2. Senn S. Seven myths of randomisation in clinical trials. Statistics in Medicine. 2012 Dec 17.
(See also on this blog: S. Senn’s July 9, 2012 post: Randomization, ratios and rationality: rescuing the randomized clinical trial from its critics.)
Stephen: Thanks so much for your interesting post. Your points clarifying the thorny issue of randomization and statistical inference are welcome (as they so often arise, especially in philosophy). So how would you say these points relate to all the efforts pre data to stratify, and post-data to check for homogeneity? In a discussion of one of the early studies on birth-control pills and clotting disorders (chapter 5 of EGEK), I noted the analyses carried out, post data, to ensure that the treated and control women were sufficiently homogenous with respect to the chance of a blood-clotting disorder, by a series of null hypothesis tests on age, number of pregnancies, income etc. No statistical significances were found. Are you saying it wouldn’t have mattered (for the validity of testing the effect of the pill on clotting disorders) if they had been found, but at most the accuracy or the like? In this connection, I’m not completely sure I get the point as to why RCTs depend on the group being imbalanced, in general.
I read your paper on the seven myths and gained fresh perspective. I have a quibble, so naturally I’m going to go on and on about the part I disagree with, passing over the other unobjectionable (indeed, edifying) content in silence.
My quibble is in regard to your comments on Lindley. In my view, he has the right of it, and your criticism, while not wrong, is shallow; it takes little effort to answer it.
Rather than getting hung up on the word “haphazard”, let’s see what we can make of the question of whether the lady is “reasonably entitled to make the assumption of exchangeability”. Suppose that our experimental design scheme is to take the previous day’s horse racing program (without bookies’ odds) and construct a map from possible outcomes to the 70 possible tea experiment designs. We suppose that the lady in question is fully informed about the mapping, but, like us, does not know the races’ outcomes or the odds that were offered. We then go, find the race results, mix the tea, and have it sent out to her. Is she entitled to make the assumption of exchangeability?
It depends.
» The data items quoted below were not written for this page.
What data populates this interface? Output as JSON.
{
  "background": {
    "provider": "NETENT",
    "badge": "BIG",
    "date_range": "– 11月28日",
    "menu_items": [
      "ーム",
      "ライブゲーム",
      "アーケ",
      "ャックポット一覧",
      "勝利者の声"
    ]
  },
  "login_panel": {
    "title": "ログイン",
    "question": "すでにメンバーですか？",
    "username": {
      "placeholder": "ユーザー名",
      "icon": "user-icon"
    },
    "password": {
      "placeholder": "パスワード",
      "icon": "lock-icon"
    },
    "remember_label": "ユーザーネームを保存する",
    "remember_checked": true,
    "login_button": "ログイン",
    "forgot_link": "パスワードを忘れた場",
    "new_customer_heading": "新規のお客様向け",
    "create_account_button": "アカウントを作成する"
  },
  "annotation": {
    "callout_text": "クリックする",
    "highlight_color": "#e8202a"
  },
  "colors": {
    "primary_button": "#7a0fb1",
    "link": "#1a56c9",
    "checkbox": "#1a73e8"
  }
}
Perhaps she is an aficionado of horse race betting; although the previous days’ results are unknown to her, she knows the horses and can set her own reasonably well-informed odds.
So we come up with another scheme. Instead of yesterday’s race results, we’ll come up with a mapping between the lengths of the reigns of the rulers of the Goryeo dynasty (from which modern-day Korea gets its name) and the 70 possible designs. That should be sufficiently haphazard, no?
But what if she’s an historian specializing in the postclassical Far East? Let’s instead use the digits of the permitivity of free space. But perhaps she’s a physicist, so let’s use some far digits of pi. But maybe she’s a mnemonist! All right, fine, let’s just do the randomized design. As long as she isn’t psychic…
But it turns out she’s no gambler, historian, physicist, nor mnemonist (and not psychic) — she was a statistician all along. For her, race horses are exchangeable; she doesn’t know the Silla kingdom from the Joseon dynasty; she has no need of the vacuum permitivity constant in her work, and she’s too sensible to spend time memorizing digits of pi. Any of our schemes would have supplied the necessary conditions. Randomization’s virtue, as you note in the paper, is that it’s a particularly cheap and robust way making sure there’s no extraneous information being used to make the predictions.